Реальную встречу теперь нельзя было больше откладывать. Генрих поднял голову, и их глаза встретились.
Разве может не плакать сын от радости, приветствуя мать, по которой он тосковал четырнадцать лет? Ресницы его были влажные, но губы смеялись. В глазах матери его была только радость и страстная любовь. Если и было в ее душе что-то другое, то в этот момент оно исчезло.
– Ты слишком худой и слишком уставший, но ты счастлив?
– О да, я счастлив.
– Твоя слава опережает тебя. Ты молодец, мой Генрих.
– Когда моя мать думала, что ее единственный цыпленок небезупречен?
Наступила очередь Маргрит рассмеяться.
– Я никогда так не думала. – Затем она пришла в себя, окинув его лицо испытующим взглядом. – Ты сейчас не идеален, хотя уже прошел через чистилище.
Господи, – молилась она про себя, – не дай мне отправить его в ад моим стремлением к нему.
– Отошли своих женщин, мама, – попросил Генрих, – мне так много надо тебе сказать.
Маргрит прикрыла рукой рот Генриха, а в глазах ее было предостережение.
– Это не мои женщины, мой любимый. Королева пришла сюда вместе с дочерью, чтобы приветствовать тебя, – она еще сильнее прижала руку, когда увидела выражение лица Генриха. – Я уверена, что королева Элизабет простит меня за то, что ты приветствовал меня первой. Ей понятна сыновняя привязанность. Она сама с нетерпением ждет встречи со своим сыном Дорсетом.
Глаза Маргрит все еще выражали предостережение и, хотя Генрих вспыхнул как огонь, а затем побледнел как алебастр, он промолчал. Он поцеловал обе руки Маргрит, лежавшие поверх его рук на подоле, надел шапку и встал на ноги. Ему следовало бы это знать. Слуга пытался сказать ему об этом, да и сам он мог догадаться, судя по великолепию одеяний. Дамы Маргрит всегда одевались скромно, как и она сама. Да, действительно, сегодня все они были одеты в зелено-белые цвета, но он прошел мимо радуги, а не мимо клумбы с лилиями. Маргрит тоже встала. Теперь со слезами на глазах она была готова поклониться ему до земли и поцеловать руку короля. Генрих остановил ее.
– Нет! Ты не будешь кланяться мне.
– Неужели ты лишишь меня права, которое имеет любая другая англичанка, сир? – спросила Маргрит игриво, но все еще с предостережением в глазах.

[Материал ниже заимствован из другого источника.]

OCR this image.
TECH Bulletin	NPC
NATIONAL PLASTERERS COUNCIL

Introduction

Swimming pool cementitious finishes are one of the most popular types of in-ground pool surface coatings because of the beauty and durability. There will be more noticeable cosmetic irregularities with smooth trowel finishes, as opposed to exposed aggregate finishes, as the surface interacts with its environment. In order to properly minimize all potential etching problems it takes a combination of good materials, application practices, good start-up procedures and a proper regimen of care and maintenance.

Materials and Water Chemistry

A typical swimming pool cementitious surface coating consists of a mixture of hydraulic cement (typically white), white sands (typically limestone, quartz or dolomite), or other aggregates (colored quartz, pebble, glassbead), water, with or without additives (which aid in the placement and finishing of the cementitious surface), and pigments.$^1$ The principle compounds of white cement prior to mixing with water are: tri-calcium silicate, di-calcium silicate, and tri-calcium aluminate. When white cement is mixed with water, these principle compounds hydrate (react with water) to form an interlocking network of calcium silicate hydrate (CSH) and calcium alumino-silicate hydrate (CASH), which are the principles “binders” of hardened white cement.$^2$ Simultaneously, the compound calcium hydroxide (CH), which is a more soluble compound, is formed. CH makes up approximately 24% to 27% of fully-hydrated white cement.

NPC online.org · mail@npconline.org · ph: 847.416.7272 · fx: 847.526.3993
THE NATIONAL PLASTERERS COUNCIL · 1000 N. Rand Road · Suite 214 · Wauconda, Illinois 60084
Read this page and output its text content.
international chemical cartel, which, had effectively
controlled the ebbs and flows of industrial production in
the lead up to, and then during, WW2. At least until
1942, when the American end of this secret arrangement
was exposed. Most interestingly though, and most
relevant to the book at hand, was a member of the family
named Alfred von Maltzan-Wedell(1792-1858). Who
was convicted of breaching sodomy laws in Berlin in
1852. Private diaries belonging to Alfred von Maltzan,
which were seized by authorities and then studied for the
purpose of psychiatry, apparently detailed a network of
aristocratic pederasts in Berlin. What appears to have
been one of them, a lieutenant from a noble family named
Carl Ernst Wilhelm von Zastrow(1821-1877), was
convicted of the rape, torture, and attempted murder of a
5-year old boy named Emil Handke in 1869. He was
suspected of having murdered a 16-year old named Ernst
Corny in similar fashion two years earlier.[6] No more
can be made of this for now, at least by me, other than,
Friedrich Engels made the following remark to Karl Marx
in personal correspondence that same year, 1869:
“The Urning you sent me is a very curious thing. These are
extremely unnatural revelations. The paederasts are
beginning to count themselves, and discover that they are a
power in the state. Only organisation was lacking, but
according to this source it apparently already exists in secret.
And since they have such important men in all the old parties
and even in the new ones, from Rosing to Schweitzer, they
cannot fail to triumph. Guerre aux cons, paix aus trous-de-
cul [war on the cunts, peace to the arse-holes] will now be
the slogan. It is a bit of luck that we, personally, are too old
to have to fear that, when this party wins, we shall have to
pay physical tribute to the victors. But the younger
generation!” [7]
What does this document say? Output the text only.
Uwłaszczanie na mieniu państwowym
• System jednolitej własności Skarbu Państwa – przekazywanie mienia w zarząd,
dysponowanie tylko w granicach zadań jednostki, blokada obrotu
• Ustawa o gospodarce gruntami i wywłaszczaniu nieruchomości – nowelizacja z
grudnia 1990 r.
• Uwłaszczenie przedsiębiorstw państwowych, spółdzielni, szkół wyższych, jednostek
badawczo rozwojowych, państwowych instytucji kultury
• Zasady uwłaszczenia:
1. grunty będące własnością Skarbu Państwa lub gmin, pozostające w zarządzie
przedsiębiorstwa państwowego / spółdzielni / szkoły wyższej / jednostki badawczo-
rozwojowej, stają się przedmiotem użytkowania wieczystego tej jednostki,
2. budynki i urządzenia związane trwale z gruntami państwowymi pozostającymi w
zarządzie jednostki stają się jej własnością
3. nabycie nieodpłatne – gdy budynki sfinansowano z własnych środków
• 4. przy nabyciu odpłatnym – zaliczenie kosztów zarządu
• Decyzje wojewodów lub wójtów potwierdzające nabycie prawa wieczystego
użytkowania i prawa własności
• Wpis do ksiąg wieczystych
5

Генрих колебался. Это была политика, и его мать готова была пойти на это, как и делать все остальное для него. Однако не все подвластно политике, иначе человек превратится в монстра подобно Глостеру. Для Генриха политика кончалась, когда дело касалось матери и дяди.
– Я не хочу, чтобы ты преклоняла колено передо мной и называла меня «сиром». Неужели я так дурно поступил, что ты больше не считаешь меня сыном?
Это тоже было произнесено легко, как бы в шутку, но Маргрит услышала крик одиночества. Она приложила руку к лицу сына и молча улыбнулась. Он снова легко коснулся губами ее руки и отвернулся. Маргрит увидела, как он весь напрягся, как будто приготовился к какому-то великому испытанию, но спустя мгновение он приложил руку вдовствующей королевы к своим губам так, что заставил ее встать со стула. Он не поклонился и даже не наклонил голову, целуя ей руку, а просто поднес ее руку ко рту, неловко изогнувшись. Ее легко было узнать, поскольку она была единственной, кроме Маргрит, женщиной в комнате, которая сидела. Теперь с облегчением он взглянул на стоящих рядом с ней дам, отыскивая глазами Элизабет, которая должна была стать его женой.
Ее не трудно было узнать. Она была такой же красивой, какой была когда-то ее мать. Ее пьянящая зрелость показалась Генриху несколько отталкивающей по сравнению с утонченностью его матери. Ее огромные миндалевидные глаза, голубые, как сапфир чистой воды, и полные чувственные губы достались ей от матери. Красивый прямой нос и продолговатая верхняя губа были как у Эдварда. Чепец покрывал ее волосы, но Генрих знал, что они такие же золотистые, как и у него, а ее кожа белее молока.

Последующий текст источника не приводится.